We have a 2 car garage, with 2 nice cars.

My husband has a college degree and a well-paying job, albeit the source of (most of) his misery.

I have a college degree and I get to stay home with our twins.

We (seemingly) have no problems.

Of course we're worried about the economy and our IRAs, his 401k, etc. But that's it, right?

Wrong.

Oh, he is very careful of how others see us. (I am too, hence the title of this blog...)

It's a show where only I get a front row ticket.

He doesn't want me to use the kitchen faucet while he watches tv. It's too loud.

But why isn't the kitchen cleaned up from breakfast yet?

I opened the box of granola bars too loudly.

Everything I do is just so loud.

He wants to be left alone.

But "How do I get a glass of water over here?"

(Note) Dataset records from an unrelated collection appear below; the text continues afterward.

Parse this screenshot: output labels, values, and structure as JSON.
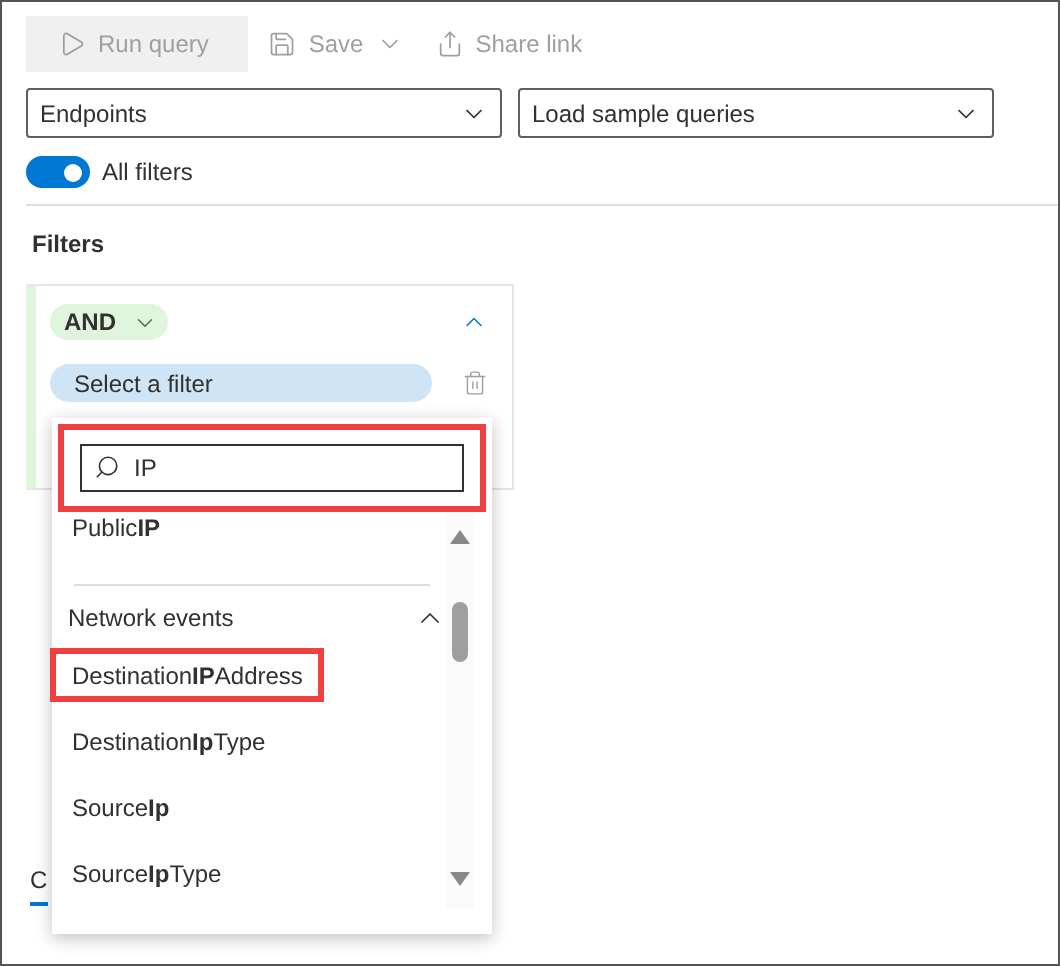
{
  "toolbar": [
    {
      "kind": "run",
      "label": "Run query",
      "disabled": true
    },
    {
      "kind": "save",
      "label": "Save",
      "disabled": true
    },
    {
      "kind": "share",
      "label": "Share link",
      "disabled": true
    }
  ],
  "selects": [
    {
      "value": "Endpoints"
    },
    {
      "value": "Load sample queries"
    }
  ],
  "all_filters": {
    "label": "All filters",
    "on": true
  },
  "filters_heading": "Filters",
  "filter_group": {
    "operator": "AND",
    "expanded": true,
    "filter_placeholder": "Select a filter"
  },
  "dropdown": {
    "search": {
      "value": "IP",
      "highlighted": true
    },
    "top_items": [
      {
        "label": "Public**IP**",
        "highlighted": false
      }
    ],
    "group": {
      "title": "Network events",
      "expanded": true,
      "items": [
        {
          "label": "Destination**IP**Address",
          "highlighted": true
        },
        {
          "label": "Destination**Ip**Type",
          "highlighted": false
        },
        {
          "label": "Source**Ip**",
          "highlighted": false
        },
        {
          "label": "Source**Ip**Type",
          "highlighted": false
        }
      ]
    }
  },
  "tab": {
    "label": "C",
    "selected": true
  }
}
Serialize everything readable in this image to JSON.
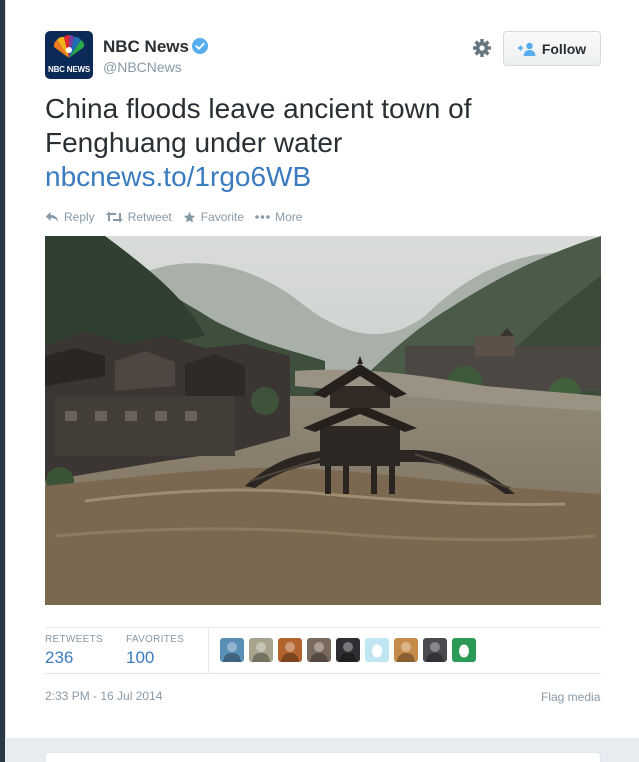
{
  "header": {
    "name": "NBC News",
    "handle": "@NBCNews",
    "avatar_text": "NBC NEWS",
    "follow_label": "Follow"
  },
  "tweet": {
    "text_line1": "China floods leave ancient town of",
    "text_line2": "Fenghuang under water",
    "link": "nbcnews.to/1rgo6WB"
  },
  "actions": {
    "reply": "Reply",
    "retweet": "Retweet",
    "favorite": "Favorite",
    "more": "More"
  },
  "stats": {
    "retweets_label": "RETWEETS",
    "retweets_value": "236",
    "favorites_label": "FAVORITES",
    "favorites_value": "100"
  },
  "favoriter_avatars": [
    {
      "color": "#5a8fb5"
    },
    {
      "color": "#a7a38c"
    },
    {
      "color": "#b2632e"
    },
    {
      "color": "#7a6a5d"
    },
    {
      "color": "#2f2f33"
    },
    {
      "color": "#bfe6f2"
    },
    {
      "color": "#c68a4a"
    },
    {
      "color": "#4a4a4f"
    },
    {
      "color": "#2b9a57"
    }
  ],
  "footer": {
    "timestamp": "2:33 PM - 16 Jul 2014",
    "flag_media": "Flag media"
  },
  "colors": {
    "link": "#3b7bbf",
    "muted": "#8899a6",
    "verified": "#55acee",
    "page_background": "#2a3744"
  },
  "icons": [
    "nbc-peacock-icon",
    "verified-badge-icon",
    "gear-icon",
    "follow-person-icon",
    "reply-icon",
    "retweet-icon",
    "favorite-star-icon",
    "more-dots-icon"
  ]
}
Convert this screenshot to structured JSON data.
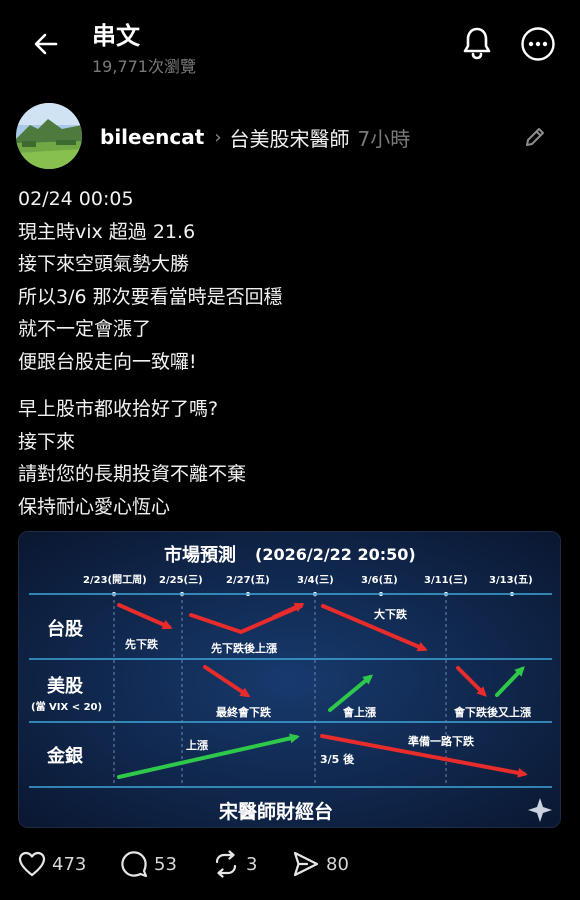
{
  "header": {
    "title": "串文",
    "views": "19,771次瀏覽"
  },
  "post": {
    "author": "bileencat",
    "channel": "台美股宋醫師",
    "time": "7小時",
    "lines_1": [
      "02/24  00:05",
      "現主時vix 超過 21.6",
      "接下來空頭氣勢大勝",
      "所以3/6 那次要看當時是否回穩",
      "就不一定會漲了",
      "便跟台股走向一致囉!"
    ],
    "lines_2": [
      "早上股市都收拾好了嗎?",
      "接下來",
      "請對您的長期投資不離不棄",
      "保持耐心愛心恆心"
    ]
  },
  "infographic": {
    "title": "市場預測",
    "datetime": "(2026/2/22 20:50)",
    "dates": [
      "2/23(開工周)",
      "2/25(三)",
      "2/27(五)",
      "3/4(三)",
      "3/6(五)",
      "3/11(三)",
      "3/13(五)"
    ],
    "rows": {
      "tw": {
        "label": "台股"
      },
      "us": {
        "label": "美股",
        "sub": "(當 VIX < 20)"
      },
      "gold": {
        "label": "金銀"
      }
    },
    "notes": {
      "tw1": "先下跌",
      "tw2": "先下跌後上漲",
      "tw3": "大下跌",
      "us1": "最終會下跌",
      "us2": "會上漲",
      "us3": "會下跌後又上漲",
      "g1": "上漲",
      "g2": "3/5 後",
      "g3": "準備一路下跌"
    },
    "footer": "宋醫師財經台",
    "colors": {
      "up": "#2ec84a",
      "down": "#e82b2b",
      "line": "#3fa6d8",
      "bg": "#0c1d3d"
    }
  },
  "actions": {
    "likes": "473",
    "comments": "53",
    "reposts": "3",
    "shares": "80"
  }
}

He is vain, always looking in mirrors but has shamed me enough that I avoid them now.

Almost every time we go somewhere as a family, he gets mad or frustrated at me for no particular reason.

If things aren't going right, I'm the easiest to blame.

That's really the bottom line.

That's what all this is about.

His work is very stressful right now, so he takes it out on me.

That's the secret. He does it in the privacy of our own home so no one knows.

It's almost like he knows I don't want anyone to know. How thoughtful of him.

Thursday, April 2, 2009

So I Stay

I can't be the only one.

The only woman who will stay because of the kids.

There's more like me out there; I'm not special.

Are my twins better off with parents who stay married, albeit in a loveless union?

My first thought is no.

But.

I'm too proud.

I can't swallow my pride.

I don't want them to know I've failed at marriage.

So I stay.

Wednesday, April 1, 2009

To Tell A Secret...

Everyone is fooled.

I have kept it a secret and I'm going to keep it that way.

No one knows how loveless this marriage has become. No one knows how bad I feel.

Him. The twins. Family. Friends. Strangers. Even my bloggie friends don't know. I've changed my online identity to create this blog, because I've made comments on friends' blogs indicating things are just great.

They're not.

This is the beginning of my letting it out.